MSUM English professor publishes poetry collection from years spent in Yemen

By: Meghan Feir

For a writer, few things are more thrilling than having your work, your art published. English professors are not beyond this excitement, so when Dr. Yahya Frederickson’s poetry collection, The Gold Shop of Ba-‘Ali, was chosen as the first-place winner of Lost Horse Press’ Idaho Prize for Poetry 2013 contest, it was the proverbial icing on an already sweet 2013.

Frederickson’s winning collection was based on the years he lived in Yemen, a country you may not hear spoken of very often. Located on the Gulf of Aden off the Arabian Sea, Yemen was his destination when he joined the Peace Corps in 1989, immediately after earning his MFA in creative writing from the University of Montana.

When the Peace Corps called Frederickson and asked him if he’d be willing to go to Yemen, he replied, “Sure!  Where is it?”

Through his willingness to brave what to him was then unknown, Frederickson went through a chain of life-changing experiences. “I kind of found myself, kind of grew up, kind of had a sense of my future for the first time. It was a defining period of my life.”

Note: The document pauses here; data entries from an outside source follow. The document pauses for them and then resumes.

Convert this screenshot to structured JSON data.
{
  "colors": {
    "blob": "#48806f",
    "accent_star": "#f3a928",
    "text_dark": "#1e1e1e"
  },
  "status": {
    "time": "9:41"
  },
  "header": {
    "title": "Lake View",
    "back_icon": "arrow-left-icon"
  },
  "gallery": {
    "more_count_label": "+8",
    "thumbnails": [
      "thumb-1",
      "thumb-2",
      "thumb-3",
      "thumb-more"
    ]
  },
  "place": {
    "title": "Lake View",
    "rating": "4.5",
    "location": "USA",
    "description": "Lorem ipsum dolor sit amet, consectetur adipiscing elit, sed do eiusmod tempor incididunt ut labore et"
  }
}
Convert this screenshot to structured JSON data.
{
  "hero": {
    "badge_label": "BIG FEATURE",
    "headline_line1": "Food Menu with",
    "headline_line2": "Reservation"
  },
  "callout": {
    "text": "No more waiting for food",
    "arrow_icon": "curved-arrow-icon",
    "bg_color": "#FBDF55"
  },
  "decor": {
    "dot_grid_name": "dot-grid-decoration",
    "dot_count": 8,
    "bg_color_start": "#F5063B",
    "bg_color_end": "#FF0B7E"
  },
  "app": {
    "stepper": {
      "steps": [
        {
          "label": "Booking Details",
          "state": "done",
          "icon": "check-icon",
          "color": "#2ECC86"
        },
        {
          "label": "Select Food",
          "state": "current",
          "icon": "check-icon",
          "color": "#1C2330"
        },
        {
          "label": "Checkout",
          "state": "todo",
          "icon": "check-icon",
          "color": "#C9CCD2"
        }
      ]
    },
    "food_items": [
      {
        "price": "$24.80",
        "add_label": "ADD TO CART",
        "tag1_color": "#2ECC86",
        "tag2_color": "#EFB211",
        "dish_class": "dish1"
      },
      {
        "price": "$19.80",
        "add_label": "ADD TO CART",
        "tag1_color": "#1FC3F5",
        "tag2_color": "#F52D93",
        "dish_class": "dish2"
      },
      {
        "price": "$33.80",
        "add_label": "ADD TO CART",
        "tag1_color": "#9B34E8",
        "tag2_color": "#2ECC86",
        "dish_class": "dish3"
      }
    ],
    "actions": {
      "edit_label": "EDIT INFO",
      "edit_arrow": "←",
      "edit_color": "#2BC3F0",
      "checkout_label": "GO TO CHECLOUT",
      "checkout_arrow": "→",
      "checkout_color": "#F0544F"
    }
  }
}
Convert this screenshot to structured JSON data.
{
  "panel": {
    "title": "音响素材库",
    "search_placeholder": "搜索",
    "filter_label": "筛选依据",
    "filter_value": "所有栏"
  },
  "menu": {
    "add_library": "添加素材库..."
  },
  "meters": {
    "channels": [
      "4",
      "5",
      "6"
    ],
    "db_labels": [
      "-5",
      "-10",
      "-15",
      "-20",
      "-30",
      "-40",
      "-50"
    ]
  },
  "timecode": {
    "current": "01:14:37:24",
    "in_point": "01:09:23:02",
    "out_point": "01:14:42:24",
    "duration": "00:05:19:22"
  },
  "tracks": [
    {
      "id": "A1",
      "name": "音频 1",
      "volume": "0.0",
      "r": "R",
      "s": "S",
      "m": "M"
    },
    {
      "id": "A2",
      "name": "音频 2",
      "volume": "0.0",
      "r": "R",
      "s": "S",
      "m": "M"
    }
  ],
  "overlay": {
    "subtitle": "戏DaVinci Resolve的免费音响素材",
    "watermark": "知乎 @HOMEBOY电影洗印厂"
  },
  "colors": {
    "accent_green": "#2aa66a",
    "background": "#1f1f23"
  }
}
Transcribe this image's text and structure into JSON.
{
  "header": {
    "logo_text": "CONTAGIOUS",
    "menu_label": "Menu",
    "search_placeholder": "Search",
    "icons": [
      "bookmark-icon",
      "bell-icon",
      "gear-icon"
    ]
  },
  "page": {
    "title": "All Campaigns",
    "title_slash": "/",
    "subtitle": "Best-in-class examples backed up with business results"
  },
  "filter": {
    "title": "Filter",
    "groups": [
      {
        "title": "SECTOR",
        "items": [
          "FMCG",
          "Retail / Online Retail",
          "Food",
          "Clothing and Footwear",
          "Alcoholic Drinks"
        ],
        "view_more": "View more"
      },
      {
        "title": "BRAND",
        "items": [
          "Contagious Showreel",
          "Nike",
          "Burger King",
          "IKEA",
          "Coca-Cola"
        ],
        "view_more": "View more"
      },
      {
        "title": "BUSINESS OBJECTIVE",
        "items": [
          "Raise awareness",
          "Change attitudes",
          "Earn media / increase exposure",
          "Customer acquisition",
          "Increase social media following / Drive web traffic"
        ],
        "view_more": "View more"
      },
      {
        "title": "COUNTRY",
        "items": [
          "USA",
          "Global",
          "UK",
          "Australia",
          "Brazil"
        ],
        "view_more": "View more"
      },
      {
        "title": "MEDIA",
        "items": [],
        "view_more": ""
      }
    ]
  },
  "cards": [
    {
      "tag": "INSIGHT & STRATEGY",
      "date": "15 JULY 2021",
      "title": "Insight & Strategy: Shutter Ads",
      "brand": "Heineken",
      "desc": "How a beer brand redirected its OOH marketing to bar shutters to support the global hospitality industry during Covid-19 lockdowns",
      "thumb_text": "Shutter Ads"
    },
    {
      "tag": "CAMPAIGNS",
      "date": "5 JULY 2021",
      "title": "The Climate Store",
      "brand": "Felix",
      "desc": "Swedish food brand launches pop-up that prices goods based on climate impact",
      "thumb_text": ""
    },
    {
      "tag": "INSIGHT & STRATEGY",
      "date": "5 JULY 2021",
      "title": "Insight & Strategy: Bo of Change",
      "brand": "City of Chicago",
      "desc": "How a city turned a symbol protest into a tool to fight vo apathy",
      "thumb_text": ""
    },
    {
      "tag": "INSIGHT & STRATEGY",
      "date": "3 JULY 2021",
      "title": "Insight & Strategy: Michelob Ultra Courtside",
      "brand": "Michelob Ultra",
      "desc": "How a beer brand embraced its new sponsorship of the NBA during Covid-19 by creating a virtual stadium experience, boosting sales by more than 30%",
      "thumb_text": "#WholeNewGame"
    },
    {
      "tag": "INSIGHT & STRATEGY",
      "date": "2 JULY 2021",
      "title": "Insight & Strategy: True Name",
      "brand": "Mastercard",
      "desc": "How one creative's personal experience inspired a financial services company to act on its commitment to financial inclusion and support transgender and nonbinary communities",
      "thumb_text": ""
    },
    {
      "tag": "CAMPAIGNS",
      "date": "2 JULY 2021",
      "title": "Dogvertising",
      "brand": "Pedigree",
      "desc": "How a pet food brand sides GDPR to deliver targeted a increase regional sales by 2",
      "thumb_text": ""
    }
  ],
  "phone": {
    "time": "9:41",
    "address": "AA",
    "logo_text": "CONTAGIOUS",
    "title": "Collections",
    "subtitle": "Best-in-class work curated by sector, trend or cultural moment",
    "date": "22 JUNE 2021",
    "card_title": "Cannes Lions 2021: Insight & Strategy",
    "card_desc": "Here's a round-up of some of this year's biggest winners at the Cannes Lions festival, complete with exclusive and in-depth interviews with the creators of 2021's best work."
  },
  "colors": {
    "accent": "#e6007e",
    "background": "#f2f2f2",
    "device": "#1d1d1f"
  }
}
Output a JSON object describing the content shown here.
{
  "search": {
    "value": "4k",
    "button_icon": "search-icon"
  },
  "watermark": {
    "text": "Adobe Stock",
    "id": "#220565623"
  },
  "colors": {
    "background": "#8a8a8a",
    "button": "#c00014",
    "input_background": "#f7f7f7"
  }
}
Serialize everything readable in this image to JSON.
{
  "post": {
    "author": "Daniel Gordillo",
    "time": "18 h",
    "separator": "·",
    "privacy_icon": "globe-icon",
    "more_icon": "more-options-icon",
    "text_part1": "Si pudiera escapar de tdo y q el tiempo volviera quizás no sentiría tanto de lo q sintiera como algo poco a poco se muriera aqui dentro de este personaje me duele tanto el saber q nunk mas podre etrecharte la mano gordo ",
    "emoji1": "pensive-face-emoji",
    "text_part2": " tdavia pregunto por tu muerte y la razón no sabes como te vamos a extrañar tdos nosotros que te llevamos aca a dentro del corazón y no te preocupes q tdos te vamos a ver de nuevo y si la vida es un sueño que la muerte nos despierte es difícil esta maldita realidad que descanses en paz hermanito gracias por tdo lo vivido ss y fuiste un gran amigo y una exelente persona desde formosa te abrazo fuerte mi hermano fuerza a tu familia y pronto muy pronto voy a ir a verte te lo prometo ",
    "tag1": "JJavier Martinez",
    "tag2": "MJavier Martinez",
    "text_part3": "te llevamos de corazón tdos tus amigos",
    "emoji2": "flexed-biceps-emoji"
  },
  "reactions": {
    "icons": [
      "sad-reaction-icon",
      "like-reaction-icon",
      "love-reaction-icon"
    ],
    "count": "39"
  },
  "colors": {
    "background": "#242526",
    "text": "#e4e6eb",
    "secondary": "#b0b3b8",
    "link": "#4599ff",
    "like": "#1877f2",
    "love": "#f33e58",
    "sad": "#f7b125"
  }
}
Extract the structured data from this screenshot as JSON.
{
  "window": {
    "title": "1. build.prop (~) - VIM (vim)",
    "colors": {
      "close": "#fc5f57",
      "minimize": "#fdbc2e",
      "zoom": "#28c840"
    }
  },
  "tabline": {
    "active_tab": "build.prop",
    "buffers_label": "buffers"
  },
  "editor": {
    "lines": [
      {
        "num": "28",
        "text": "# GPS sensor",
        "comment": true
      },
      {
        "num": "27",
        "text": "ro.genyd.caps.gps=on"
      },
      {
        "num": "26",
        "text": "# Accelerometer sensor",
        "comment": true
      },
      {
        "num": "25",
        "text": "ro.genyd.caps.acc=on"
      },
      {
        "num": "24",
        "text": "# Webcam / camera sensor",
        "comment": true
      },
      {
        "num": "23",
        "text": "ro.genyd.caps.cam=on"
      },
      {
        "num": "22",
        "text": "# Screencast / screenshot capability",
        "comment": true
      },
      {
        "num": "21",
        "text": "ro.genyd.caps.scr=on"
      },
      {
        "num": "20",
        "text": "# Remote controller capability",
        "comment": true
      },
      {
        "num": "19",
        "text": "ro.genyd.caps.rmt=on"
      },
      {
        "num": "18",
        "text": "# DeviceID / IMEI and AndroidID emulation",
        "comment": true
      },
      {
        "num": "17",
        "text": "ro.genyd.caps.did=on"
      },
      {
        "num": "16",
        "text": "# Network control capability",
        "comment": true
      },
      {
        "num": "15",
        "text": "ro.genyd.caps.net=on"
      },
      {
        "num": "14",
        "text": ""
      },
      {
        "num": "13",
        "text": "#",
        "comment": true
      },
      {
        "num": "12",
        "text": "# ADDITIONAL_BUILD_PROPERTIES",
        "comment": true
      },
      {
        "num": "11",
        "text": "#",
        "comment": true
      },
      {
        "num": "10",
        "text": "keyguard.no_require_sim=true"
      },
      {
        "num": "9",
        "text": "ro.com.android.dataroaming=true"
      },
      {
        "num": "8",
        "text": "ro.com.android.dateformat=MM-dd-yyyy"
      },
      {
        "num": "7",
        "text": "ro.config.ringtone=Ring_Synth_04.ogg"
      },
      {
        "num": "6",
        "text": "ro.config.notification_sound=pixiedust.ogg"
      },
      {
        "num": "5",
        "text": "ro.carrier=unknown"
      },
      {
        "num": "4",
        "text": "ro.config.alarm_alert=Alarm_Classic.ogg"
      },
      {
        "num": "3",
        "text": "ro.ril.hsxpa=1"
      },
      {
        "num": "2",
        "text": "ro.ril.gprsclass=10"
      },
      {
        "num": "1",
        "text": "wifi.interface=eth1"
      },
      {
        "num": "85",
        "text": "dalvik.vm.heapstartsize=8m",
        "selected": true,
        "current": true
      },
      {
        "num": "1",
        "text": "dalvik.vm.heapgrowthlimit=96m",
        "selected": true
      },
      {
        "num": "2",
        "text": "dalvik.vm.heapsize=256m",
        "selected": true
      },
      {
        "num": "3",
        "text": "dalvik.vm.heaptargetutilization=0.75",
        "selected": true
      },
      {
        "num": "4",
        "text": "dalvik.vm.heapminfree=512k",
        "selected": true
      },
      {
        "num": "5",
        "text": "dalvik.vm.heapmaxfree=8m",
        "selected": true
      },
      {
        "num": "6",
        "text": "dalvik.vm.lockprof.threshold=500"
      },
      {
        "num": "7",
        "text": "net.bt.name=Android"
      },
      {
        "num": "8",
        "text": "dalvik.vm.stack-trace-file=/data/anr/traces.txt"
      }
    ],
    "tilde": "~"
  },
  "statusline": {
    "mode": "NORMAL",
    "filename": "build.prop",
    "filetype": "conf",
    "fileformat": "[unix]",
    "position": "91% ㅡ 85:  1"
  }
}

Even after his two-year period with the Peace Corps in Yemen had ended, Frederickson continued working there as an English teacher for four more years. “I just kept coming back.”

During those four years in Yemen, he met and married his wife, Fathia, and had twins, bonding his ties with the Middle East even tighter.

Yahya (pronounced YAH-he-ah), a name he gave himself after converting to Islam, and his surname, Frederickson, represent his two cultures, his two homes—Frederickson embodying his roots, his actual heritage, and Yahya, the transformation of whom he has become.

Frederickson has played many roles at MSUM. Growing up only a few blocks away from campus, he has spent the majority of his life on Dragon soil. His father, Loel Frederickson, was a health/physical education professor and a coach, often bringing his little boy along with him to sporting events.

Later in life, Frederickson found himself as not only a professor’s son, but also a student, a summertime groundskeeper, an adjunct professor, and a full-time professor, the latter being a role he has currently held for 14 years after acquiring his Ph.D. at the University of North Dakota.

This summer, immediately following his arrival back to the states from a two-week stay in Morocco for a writing residency, he was notified of his first-place win in the contest.

Frederickson’s time spent in Morocco hasn’t been the only international residency he has taken. In 2005, he was able to bring his wife and two children along with him to Syria, and in 2011, they traveled to Saudi Arabia, both through The Fulbright Program, a U.S. government program designed for international educational exchanges.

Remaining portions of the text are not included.